Frequently Asked Questions

Is AI governance enough to secure AI systems?

No. Governance frameworks such as the NIST AI Risk Management Framework and ISO/IEC 42001 define who owns AI risk, how data should be handled, and what your organization intends to do. They set the rules and the accountability. They do not test whether your live systems hold up when someone attacks them. AI behavior is nondeterministic, and your attack surface grows every time you connect another tool, dataset, or agent, so a point-in-time policy cannot keep pace on its own. Governance is the floor, and it is a floor you need. To know your AI is secure rather than documented, pair it with regular adversarial testing and runtime detective and protective controls.

How is adversarial AI testing different from an AI risk assessment?

An AI risk assessment inventories your AI, maps it to frameworks, and evaluates whether the right controls and policies exist. Adversarial testing attacks the running system to prove what a real attacker could do: prompt injection, data extraction, guardrail bypass, and abuse of an agent's tools and permissions. The assessment tells you what should be true. Testing tells you what is true under pressure. Most programs need both, in that order: assess to find the gaps, then test to confirm the fixes actually hold.

How often should AI systems be tested?

More often than traditional applications, because AI is nondeterministic and changes constantly.

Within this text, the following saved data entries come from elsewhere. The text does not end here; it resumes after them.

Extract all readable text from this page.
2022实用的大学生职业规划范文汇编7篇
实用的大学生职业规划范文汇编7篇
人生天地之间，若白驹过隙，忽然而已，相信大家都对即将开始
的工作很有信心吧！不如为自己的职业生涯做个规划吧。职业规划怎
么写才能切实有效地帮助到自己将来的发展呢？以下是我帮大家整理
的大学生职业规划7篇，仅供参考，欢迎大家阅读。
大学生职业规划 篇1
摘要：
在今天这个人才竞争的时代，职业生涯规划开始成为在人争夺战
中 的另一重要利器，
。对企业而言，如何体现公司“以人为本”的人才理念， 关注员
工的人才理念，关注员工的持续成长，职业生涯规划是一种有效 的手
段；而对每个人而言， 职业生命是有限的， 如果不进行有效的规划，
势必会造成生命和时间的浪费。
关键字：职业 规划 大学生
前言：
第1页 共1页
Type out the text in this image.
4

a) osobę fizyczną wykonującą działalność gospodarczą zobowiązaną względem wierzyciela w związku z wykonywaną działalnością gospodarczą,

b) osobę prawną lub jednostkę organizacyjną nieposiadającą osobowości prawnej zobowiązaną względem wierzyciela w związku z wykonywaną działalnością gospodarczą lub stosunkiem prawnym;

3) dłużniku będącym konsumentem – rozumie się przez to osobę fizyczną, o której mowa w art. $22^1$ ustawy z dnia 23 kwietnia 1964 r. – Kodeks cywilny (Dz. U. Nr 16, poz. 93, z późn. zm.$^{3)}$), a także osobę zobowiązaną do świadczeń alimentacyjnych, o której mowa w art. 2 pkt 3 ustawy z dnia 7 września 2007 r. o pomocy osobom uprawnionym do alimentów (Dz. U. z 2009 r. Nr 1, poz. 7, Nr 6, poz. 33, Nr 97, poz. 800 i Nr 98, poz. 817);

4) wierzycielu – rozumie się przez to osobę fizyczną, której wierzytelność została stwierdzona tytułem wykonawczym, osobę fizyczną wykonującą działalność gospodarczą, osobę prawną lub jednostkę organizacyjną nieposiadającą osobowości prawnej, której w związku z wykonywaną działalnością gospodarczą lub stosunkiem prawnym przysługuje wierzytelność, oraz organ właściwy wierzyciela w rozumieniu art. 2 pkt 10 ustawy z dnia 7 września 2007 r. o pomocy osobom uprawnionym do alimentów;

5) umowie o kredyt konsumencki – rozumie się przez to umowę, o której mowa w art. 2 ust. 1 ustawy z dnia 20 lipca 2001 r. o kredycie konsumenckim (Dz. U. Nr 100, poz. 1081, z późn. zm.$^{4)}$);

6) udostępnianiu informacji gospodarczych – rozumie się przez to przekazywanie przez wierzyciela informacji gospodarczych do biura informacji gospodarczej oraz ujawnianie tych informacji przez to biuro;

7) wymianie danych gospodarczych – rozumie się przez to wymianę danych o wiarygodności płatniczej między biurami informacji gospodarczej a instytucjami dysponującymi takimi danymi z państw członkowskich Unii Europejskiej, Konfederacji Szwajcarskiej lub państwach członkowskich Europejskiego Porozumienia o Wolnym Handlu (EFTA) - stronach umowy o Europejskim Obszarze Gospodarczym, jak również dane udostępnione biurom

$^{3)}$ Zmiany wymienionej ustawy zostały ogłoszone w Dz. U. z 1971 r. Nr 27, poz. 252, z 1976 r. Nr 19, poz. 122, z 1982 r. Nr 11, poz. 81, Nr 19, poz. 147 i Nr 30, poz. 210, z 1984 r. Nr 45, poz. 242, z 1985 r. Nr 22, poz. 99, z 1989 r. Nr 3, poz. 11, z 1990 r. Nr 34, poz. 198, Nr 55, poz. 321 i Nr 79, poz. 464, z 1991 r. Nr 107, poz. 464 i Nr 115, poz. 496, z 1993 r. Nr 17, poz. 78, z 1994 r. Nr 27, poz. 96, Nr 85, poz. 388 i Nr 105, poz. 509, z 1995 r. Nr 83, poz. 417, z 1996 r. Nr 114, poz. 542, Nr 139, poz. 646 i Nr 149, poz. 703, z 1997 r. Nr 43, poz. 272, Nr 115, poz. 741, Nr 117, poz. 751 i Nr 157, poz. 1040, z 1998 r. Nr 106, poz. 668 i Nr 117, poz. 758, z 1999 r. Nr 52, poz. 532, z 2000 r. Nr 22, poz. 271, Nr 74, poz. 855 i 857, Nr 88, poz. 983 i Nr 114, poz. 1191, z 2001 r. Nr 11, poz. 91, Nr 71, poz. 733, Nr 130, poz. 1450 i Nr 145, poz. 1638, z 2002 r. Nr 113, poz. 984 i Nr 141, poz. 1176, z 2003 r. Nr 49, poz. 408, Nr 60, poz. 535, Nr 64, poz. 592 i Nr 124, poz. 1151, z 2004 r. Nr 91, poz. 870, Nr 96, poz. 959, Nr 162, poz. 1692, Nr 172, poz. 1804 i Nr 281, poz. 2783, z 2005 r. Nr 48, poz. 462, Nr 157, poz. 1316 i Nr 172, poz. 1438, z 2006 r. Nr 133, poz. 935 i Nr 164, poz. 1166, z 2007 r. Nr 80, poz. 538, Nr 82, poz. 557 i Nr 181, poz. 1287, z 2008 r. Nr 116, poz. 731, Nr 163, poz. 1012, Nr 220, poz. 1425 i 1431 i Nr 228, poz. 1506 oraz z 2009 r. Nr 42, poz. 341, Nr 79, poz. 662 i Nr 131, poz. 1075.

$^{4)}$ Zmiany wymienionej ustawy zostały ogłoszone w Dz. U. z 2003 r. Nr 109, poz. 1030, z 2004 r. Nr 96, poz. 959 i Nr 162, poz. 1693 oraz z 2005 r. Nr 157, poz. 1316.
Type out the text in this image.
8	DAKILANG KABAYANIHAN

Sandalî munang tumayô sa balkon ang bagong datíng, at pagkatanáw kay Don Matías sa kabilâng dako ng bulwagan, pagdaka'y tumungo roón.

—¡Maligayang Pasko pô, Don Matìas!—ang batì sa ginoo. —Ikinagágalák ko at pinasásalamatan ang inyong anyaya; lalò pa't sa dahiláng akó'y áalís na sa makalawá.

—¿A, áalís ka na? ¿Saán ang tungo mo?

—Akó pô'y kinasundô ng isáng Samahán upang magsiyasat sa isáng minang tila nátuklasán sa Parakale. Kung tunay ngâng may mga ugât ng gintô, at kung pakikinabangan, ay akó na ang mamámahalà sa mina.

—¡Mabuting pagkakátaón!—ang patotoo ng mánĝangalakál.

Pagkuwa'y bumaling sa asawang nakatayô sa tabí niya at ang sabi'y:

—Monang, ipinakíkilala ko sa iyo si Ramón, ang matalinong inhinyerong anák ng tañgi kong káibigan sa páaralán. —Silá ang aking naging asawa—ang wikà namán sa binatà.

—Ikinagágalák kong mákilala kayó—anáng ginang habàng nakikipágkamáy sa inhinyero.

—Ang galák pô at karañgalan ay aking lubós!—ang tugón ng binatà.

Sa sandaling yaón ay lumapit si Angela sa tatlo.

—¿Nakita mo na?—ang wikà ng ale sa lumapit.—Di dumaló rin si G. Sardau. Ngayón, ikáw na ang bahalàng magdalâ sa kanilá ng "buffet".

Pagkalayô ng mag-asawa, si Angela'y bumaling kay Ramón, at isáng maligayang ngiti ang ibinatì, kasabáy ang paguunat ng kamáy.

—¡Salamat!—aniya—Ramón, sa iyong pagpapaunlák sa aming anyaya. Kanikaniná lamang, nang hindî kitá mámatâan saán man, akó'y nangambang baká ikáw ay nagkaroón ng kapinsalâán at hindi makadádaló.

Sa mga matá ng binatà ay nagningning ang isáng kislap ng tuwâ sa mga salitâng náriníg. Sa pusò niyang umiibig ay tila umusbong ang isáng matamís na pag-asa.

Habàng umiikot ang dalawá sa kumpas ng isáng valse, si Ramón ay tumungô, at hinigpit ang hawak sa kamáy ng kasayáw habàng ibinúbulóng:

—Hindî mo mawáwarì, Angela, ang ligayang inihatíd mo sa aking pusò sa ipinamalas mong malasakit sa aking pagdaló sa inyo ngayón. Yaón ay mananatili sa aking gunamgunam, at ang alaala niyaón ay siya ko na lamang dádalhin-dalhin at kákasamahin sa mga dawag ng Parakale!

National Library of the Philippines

A guardrail that blocks an attack today can fail after a model update, a reworded prompt, or a new tool connection. The OWASP GenAI Red Teaming Guide treats AI testing as continuous rather than a one-time event. Test at every meaningful change (new model, new integration, new agent capability), keep a recurring cadence between changes, and wire the results into runtime monitoring so behavior drift gets caught between tests.